Seton Hall women’s basketball graduate assistant Alexandra Maseko finished as a Top-9 Finalist for the 2013 NCAA Woman of the Year Award following an awards ceremony in Indianapolis Sunday night.
One player from each team in every conference of all three division levels receives a nomination. The number of candidates shrinks as the selection process goes along. Maseko was named a Top-30 Finalist in August before making the top-nine earlier last month.
“It was a tremendous honor,” Maseko said. “It was very unexpected which I think made it an honor as well. The stuff that I do in my career was never meant to be for any kind of recognition, so for them to nominate me and for me to even get that far has been a really nice recognition and great honor.”
The top nine finalists were invited to an awards dinner on Sunday night, where the eventual winner would be announced. Maseko did not end up winning; however, she said just being able to be invited to the dinner was special enough.
“It (the dinner) was great! The food was great,” Maseko joked. “We got to mingle with a lot of people, organizers of the event itself, members of the NCAA, a whole bunch of coaches and family members from the other candidates from around the country. It was a great combination with the whole weekend.”
This marks the first season as new women’s head coach Tony Bozzella’s tenure at Seton Hall. But for all four of Maseko’s seasons with the team, it was Anne Donovan who was at the helm of the Hall during Maseko’s four year career.
“Alex being one of just nine women honored as a finalist for the 2013 NCAA Woman of the Year Award is truly a testament to how special Alex is,” Donovan said in an email. “This honor solidifies Alex as one of the finest student athletes to ever don a SHU uniform. Alex’s leadership and legacy will leave a lasting mark on athletics at Seton Hall University.”
Donovan, who now coaches the WNBA’s Connecticut Sun surprised her former player and attended the awards dinner.
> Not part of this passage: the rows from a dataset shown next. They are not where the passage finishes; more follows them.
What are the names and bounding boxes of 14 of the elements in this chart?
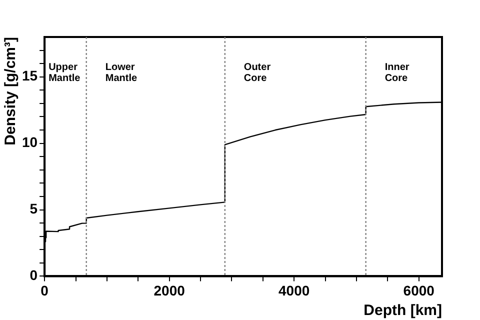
- annotation: Upper Mantle: [48, 62, 81, 84]
- x-axis-title: Depth [km]: [364, 302, 442, 320]
- annotation: Outer Core: [244, 62, 271, 84]
- annotation: Inner Core: [384, 62, 410, 84]
- y-axis-title: Density [g/cm³]: [2, 37, 20, 146]
- annotation: Lower Mantle: [105, 62, 138, 84]
- y-tick-label: 0: [30, 267, 38, 284]
- x-tick-label: 0: [40, 282, 49, 298]
- x-tick-label: 6000: [403, 282, 435, 298]
- x-tick-label: 4000: [278, 282, 310, 298]
- y-tick-label: 10: [22, 134, 38, 150]
- x-tick-label: 2000: [154, 282, 186, 298]
- y-tick-label: 5: [30, 200, 38, 217]
- y-tick-label: 15: [22, 68, 38, 84]
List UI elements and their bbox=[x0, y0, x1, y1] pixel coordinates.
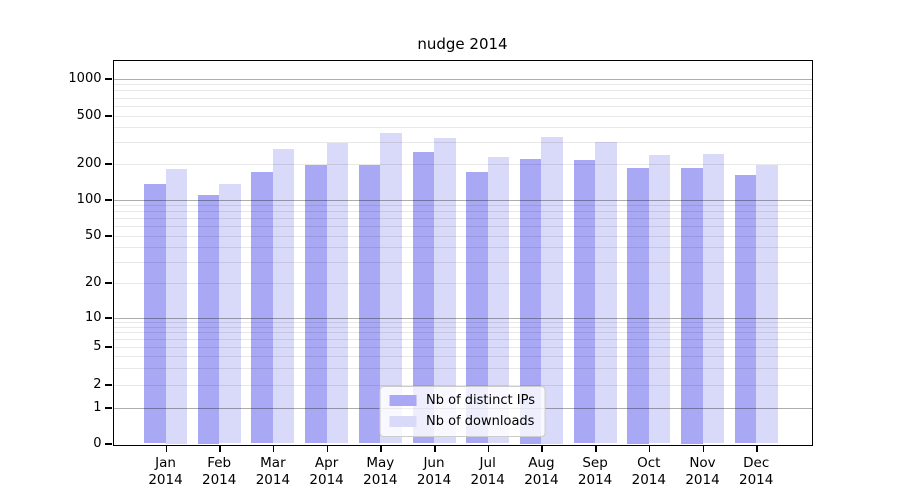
x-tick-jan bbox=[165, 446, 167, 452]
y-tick-label-2: 2 bbox=[93, 377, 102, 392]
x-tick-oct bbox=[648, 446, 651, 452]
y-tick-label-100: 100 bbox=[76, 192, 102, 207]
y-tick-label-200: 200 bbox=[76, 156, 102, 171]
bar-nb-of-distinct-ips-nov bbox=[681, 167, 703, 444]
x-tick-label-jul: Jul 2014 bbox=[470, 454, 505, 488]
x-tick-label-oct: Oct 2014 bbox=[631, 454, 666, 488]
x-tick-label-nov: Nov 2014 bbox=[685, 454, 720, 488]
y-tick-0 bbox=[104, 443, 112, 445]
x-tick-jul bbox=[487, 446, 490, 452]
bar-nb-of-downloads-may bbox=[380, 133, 402, 444]
y-tick-200 bbox=[104, 163, 112, 165]
x-tick-label-aug: Aug 2014 bbox=[524, 454, 559, 488]
x-tick-feb bbox=[219, 446, 221, 452]
bar-nb-of-distinct-ips-dec bbox=[734, 175, 757, 444]
x-tick-jun bbox=[434, 446, 436, 452]
y-tick-label-0: 0 bbox=[93, 436, 102, 451]
y-tick-500 bbox=[104, 115, 112, 117]
bar-nb-of-downloads-mar bbox=[272, 148, 295, 444]
x-tick-mar bbox=[272, 446, 275, 452]
bar-nb-of-downloads-jul bbox=[487, 157, 510, 444]
x-tick-label-dec: Dec 2014 bbox=[739, 454, 774, 488]
plot-area: Nb of distinct IPs Nb of downloads Jan 20… bbox=[68, 59, 813, 488]
x-tick-label-apr: Apr 2014 bbox=[309, 454, 344, 488]
bars-layer bbox=[114, 61, 812, 445]
y-tick-label-20: 20 bbox=[84, 275, 102, 290]
legend-swatch-distinct-ips bbox=[389, 394, 417, 406]
bar-nb-of-distinct-ips-sep bbox=[573, 159, 596, 444]
y-tick-2 bbox=[104, 384, 112, 386]
bar-nb-of-distinct-ips-oct bbox=[627, 167, 649, 444]
x-tick-label-mar: Mar 2014 bbox=[255, 454, 291, 488]
y-tick-label-500: 500 bbox=[76, 108, 102, 123]
x-tick-dec bbox=[756, 446, 758, 452]
y-tick-label-1: 1 bbox=[93, 400, 102, 415]
x-tick-label-feb: Feb 2014 bbox=[202, 454, 237, 488]
bar-nb-of-downloads-apr bbox=[326, 143, 349, 444]
y-tick-1000 bbox=[104, 78, 112, 80]
legend: Nb of distinct IPs Nb of downloads bbox=[379, 385, 546, 437]
bar-nb-of-distinct-ips-jan bbox=[144, 183, 166, 444]
x-tick-apr bbox=[326, 446, 329, 452]
bar-nb-of-downloads-aug bbox=[541, 136, 563, 444]
x-tick-label-jun: Jun 2014 bbox=[416, 454, 452, 488]
bar-nb-of-distinct-ips-apr bbox=[305, 164, 327, 444]
x-tick-label-jan: Jan 2014 bbox=[148, 454, 183, 488]
bar-nb-of-downloads-oct bbox=[648, 155, 671, 444]
x-tick-aug bbox=[541, 446, 543, 452]
bar-nb-of-distinct-ips-may bbox=[358, 164, 381, 444]
y-tick-label-5: 5 bbox=[93, 339, 102, 354]
y-tick-10 bbox=[104, 317, 112, 319]
bar-nb-of-distinct-ips-aug bbox=[519, 158, 542, 444]
legend-label-distinct-ips: Nb of distinct IPs bbox=[426, 392, 535, 408]
legend-label-downloads: Nb of downloads bbox=[426, 413, 535, 429]
bar-nb-of-downloads-nov bbox=[702, 153, 724, 444]
bar-nb-of-downloads-jun bbox=[434, 138, 456, 444]
bar-nb-of-distinct-ips-feb bbox=[197, 194, 220, 444]
x-tick-nov bbox=[702, 446, 704, 452]
y-tick-100 bbox=[104, 199, 112, 201]
legend-item-downloads: Nb of downloads bbox=[389, 414, 535, 429]
bar-nb-of-downloads-jan bbox=[165, 169, 187, 444]
chart-title: nudge 2014 bbox=[417, 35, 508, 53]
bar-nb-of-downloads-feb bbox=[219, 183, 241, 444]
bar-nb-of-downloads-sep bbox=[595, 142, 617, 444]
y-tick-50 bbox=[104, 235, 112, 237]
legend-swatch-downloads bbox=[389, 415, 417, 427]
y-tick-label-10: 10 bbox=[84, 310, 102, 325]
y-tick-20 bbox=[104, 282, 112, 284]
x-tick-label-sep: Sep 2014 bbox=[577, 454, 613, 488]
legend-item-distinct-ips: Nb of distinct IPs bbox=[389, 393, 535, 408]
x-tick-may bbox=[380, 446, 382, 452]
bar-nb-of-distinct-ips-mar bbox=[251, 171, 273, 444]
y-tick-label-50: 50 bbox=[84, 228, 102, 243]
bar-nb-of-distinct-ips-jul bbox=[466, 171, 488, 444]
x-tick-sep bbox=[595, 446, 597, 452]
bar-nb-of-downloads-dec bbox=[756, 164, 778, 444]
x-tick-label-may: May 2014 bbox=[363, 454, 398, 488]
y-tick-5 bbox=[104, 346, 112, 348]
bar-nb-of-distinct-ips-jun bbox=[412, 151, 434, 444]
y-tick-1 bbox=[104, 407, 112, 409]
y-tick-label-1000: 1000 bbox=[68, 71, 102, 86]
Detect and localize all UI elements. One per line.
“That was a great surprise, I had no idea she was coming out,” Maseko said. “Most of the girls here had family there, but obviously my family is not here so having her there meant a lot to me.”
Maseko, who along with her family is from Zimbabwe, noted that her basketball community is like a family to her.
Maseko, who is currently pursuing her master’s degree in International Relations and Diplomacy, has had a strong presence in community service for quite some time.
“Short term, my goal is to finish my master’s and to keep working here with the girls and watching them develop and grow and succeed and excel in this new conference,”
“I’ve also been planning to build on the projects I’m doing that’s sort of more towards the community service aspect, developing that and streamlining it.”
Maseko also added that she does not know if her playing days are over. She said there are a couple things she misses about playing at Seton Hall. “It’s hard staying on the sidelines watching the teammates you were just playing with last year, she said. I miss every bit of it, from yelling and cheering on the court to playing a cog in the wheel for Seton Hall basketball.”